The course introduces Apache Spark, its architecture, and the execution model. The course includes a short introduction to the functional programming language Scala with basic syntax, case class and collection APIs. You’ll learn how to manipulate Apache Spark’s programming model, Resilient Distributed Dataset (RDD), through its APIs for data processing, and understand how to build Spark applications with Scala. In addition to batch and iterative data processing, Apache Spark also supports stream processing, which is very important for companies to extract business insight at near real-time. The second half of the course covers stream processing capability and developing streaming applications with Apache Spark.
By the end of the course, you’ll have a good foundation in Scala language and a strong understanding of Apache Spark’s architecture, execution model and programming model. In addition, you’ll be able to manipulate RDDs through Apache Spark’s API and develop Apache Spark applications in Scala for batch, interactive and stream processing applications. You should have prior object-oriented programming experience to learn Scala and this course only offers a short introduction to Scala.

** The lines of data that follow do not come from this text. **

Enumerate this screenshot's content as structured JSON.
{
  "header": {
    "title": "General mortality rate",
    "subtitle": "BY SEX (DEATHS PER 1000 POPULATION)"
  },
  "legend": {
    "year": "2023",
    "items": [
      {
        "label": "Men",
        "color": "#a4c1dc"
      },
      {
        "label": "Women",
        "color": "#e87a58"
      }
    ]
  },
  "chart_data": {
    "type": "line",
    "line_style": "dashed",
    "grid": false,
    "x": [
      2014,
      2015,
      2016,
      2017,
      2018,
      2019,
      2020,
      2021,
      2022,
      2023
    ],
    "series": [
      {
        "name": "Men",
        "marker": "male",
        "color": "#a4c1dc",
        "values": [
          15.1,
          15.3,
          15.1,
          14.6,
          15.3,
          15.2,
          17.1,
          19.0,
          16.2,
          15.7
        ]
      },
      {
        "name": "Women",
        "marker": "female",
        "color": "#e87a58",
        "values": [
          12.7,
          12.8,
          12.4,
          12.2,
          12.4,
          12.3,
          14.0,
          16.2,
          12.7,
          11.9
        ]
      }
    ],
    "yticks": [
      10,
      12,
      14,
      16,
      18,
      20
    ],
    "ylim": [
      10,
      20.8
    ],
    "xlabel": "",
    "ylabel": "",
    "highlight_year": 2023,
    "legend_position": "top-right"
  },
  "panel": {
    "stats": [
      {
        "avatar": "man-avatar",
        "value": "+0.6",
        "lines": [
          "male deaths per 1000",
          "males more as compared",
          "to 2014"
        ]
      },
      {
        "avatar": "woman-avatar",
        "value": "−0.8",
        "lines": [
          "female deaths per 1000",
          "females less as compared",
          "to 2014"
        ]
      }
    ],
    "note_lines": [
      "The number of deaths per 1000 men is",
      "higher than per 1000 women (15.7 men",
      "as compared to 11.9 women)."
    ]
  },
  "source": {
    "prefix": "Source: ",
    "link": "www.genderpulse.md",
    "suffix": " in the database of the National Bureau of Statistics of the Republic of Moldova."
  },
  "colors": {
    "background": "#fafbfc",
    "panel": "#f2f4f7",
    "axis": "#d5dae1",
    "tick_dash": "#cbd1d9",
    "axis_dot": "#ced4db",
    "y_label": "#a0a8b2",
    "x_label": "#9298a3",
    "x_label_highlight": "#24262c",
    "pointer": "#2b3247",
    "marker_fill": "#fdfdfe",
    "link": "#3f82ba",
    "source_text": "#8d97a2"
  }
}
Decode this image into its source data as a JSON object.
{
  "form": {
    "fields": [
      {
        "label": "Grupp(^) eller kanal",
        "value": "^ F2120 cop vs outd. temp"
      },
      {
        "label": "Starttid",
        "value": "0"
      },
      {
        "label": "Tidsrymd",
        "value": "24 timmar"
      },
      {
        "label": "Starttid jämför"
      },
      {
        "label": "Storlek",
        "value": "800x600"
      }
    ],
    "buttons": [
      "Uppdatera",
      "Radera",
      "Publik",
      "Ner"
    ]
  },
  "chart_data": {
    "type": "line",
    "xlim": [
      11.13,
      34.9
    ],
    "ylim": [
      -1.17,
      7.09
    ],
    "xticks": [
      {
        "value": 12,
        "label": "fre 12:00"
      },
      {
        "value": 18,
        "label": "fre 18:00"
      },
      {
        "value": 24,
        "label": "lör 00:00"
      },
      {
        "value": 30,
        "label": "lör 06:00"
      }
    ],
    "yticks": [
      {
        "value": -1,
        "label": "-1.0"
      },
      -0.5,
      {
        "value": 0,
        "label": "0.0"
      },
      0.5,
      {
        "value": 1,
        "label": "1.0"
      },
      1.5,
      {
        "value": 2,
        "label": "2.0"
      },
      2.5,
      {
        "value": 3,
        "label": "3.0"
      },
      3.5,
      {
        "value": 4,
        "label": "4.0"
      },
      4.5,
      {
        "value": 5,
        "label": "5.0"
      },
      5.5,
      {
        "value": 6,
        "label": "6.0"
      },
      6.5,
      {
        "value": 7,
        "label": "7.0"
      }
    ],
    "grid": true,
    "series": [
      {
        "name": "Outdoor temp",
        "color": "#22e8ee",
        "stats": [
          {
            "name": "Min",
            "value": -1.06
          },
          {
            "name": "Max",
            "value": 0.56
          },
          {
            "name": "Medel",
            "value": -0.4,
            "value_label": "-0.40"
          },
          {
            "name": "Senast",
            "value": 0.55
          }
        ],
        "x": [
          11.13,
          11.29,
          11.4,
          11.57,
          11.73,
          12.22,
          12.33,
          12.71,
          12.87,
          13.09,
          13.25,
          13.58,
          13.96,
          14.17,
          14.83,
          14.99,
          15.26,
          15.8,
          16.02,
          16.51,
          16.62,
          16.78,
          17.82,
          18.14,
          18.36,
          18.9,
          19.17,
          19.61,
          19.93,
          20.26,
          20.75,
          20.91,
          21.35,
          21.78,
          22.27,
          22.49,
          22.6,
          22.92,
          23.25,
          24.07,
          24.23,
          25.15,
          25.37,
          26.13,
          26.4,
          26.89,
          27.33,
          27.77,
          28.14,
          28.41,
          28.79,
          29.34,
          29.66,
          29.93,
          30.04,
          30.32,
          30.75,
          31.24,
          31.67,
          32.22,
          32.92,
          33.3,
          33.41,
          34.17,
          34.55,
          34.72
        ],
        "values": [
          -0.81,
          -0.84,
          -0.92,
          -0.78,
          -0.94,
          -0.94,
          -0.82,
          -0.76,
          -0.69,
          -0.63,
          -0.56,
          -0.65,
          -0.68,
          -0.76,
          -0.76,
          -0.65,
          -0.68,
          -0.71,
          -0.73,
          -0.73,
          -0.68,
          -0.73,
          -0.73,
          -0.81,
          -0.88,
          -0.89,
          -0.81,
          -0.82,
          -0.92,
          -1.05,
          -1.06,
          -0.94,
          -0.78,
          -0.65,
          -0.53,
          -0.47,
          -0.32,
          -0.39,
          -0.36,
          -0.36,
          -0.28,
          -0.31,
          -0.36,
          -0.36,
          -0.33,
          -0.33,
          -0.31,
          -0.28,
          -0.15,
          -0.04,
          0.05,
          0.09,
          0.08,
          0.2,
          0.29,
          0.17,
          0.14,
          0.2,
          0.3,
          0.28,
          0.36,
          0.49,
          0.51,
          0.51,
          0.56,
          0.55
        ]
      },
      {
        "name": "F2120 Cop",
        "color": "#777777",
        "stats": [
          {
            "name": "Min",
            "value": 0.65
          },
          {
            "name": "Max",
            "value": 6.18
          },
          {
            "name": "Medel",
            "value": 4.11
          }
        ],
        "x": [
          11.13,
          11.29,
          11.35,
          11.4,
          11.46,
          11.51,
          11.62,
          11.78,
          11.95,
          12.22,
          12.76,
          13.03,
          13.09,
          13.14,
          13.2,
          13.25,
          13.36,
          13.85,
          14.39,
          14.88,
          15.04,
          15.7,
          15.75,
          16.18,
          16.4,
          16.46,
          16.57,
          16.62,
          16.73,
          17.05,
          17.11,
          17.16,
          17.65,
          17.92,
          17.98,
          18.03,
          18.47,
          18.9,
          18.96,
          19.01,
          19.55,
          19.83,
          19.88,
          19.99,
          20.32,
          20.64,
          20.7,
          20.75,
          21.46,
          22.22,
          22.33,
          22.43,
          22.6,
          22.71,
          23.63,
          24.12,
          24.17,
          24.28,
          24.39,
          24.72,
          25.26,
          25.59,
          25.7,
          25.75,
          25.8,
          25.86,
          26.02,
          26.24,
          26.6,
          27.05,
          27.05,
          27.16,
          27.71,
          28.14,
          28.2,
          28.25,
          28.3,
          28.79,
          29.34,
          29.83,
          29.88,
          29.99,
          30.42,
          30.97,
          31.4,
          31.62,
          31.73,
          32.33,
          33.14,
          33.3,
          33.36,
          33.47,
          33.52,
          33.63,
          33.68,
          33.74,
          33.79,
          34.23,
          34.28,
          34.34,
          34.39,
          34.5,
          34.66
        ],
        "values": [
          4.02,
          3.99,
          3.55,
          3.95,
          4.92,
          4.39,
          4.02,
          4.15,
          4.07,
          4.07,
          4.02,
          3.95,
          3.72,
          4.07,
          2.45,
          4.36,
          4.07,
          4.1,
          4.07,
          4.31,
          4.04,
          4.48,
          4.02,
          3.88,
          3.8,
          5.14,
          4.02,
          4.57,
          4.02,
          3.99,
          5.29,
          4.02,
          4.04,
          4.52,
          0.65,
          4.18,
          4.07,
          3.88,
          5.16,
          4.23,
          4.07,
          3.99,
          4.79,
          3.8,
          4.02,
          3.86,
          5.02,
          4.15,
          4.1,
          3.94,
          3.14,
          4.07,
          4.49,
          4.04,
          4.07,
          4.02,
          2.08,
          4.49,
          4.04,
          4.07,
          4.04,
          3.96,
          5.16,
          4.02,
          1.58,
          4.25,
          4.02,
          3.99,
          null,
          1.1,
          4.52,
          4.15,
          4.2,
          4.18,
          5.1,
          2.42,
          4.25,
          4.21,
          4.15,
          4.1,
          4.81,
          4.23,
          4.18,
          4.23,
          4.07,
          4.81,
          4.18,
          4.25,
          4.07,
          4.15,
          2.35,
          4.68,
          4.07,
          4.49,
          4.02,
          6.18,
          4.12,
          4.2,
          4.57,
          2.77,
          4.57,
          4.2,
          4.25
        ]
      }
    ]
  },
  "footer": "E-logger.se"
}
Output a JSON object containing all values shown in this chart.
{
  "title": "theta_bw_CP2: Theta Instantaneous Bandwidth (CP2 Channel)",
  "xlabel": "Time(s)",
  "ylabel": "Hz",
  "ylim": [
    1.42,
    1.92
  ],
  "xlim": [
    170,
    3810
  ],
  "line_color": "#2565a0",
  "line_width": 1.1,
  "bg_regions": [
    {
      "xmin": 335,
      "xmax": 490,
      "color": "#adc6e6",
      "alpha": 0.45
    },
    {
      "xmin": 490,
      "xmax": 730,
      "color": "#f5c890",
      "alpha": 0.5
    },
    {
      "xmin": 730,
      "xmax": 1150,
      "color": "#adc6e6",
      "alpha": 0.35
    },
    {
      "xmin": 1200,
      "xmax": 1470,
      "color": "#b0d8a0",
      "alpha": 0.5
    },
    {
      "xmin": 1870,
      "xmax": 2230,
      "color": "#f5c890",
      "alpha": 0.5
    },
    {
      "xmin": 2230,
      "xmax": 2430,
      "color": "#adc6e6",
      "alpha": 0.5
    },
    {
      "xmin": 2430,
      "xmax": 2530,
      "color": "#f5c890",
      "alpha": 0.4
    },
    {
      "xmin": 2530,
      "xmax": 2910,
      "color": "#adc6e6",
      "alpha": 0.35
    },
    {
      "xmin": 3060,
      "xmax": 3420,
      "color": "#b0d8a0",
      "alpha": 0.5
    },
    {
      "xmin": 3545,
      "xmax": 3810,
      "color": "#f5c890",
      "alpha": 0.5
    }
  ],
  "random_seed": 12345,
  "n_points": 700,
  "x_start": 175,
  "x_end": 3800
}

- Big data processing ecosystem
- Introduction to Apache Spark architecture and execution model
- Introduction to Scala programming language
- Apache Spark programming model with RDD
- Data processing with Apache Spark RDD Scala APIs
- How to develop Apache Spark applications with Scala
- Introduction to streaming processing with Apache Spark
- How to develop stream processing applications with Apache Spark
Skills Needed: Programming experience with Java is required. Knowledge of Hadoop is recommended.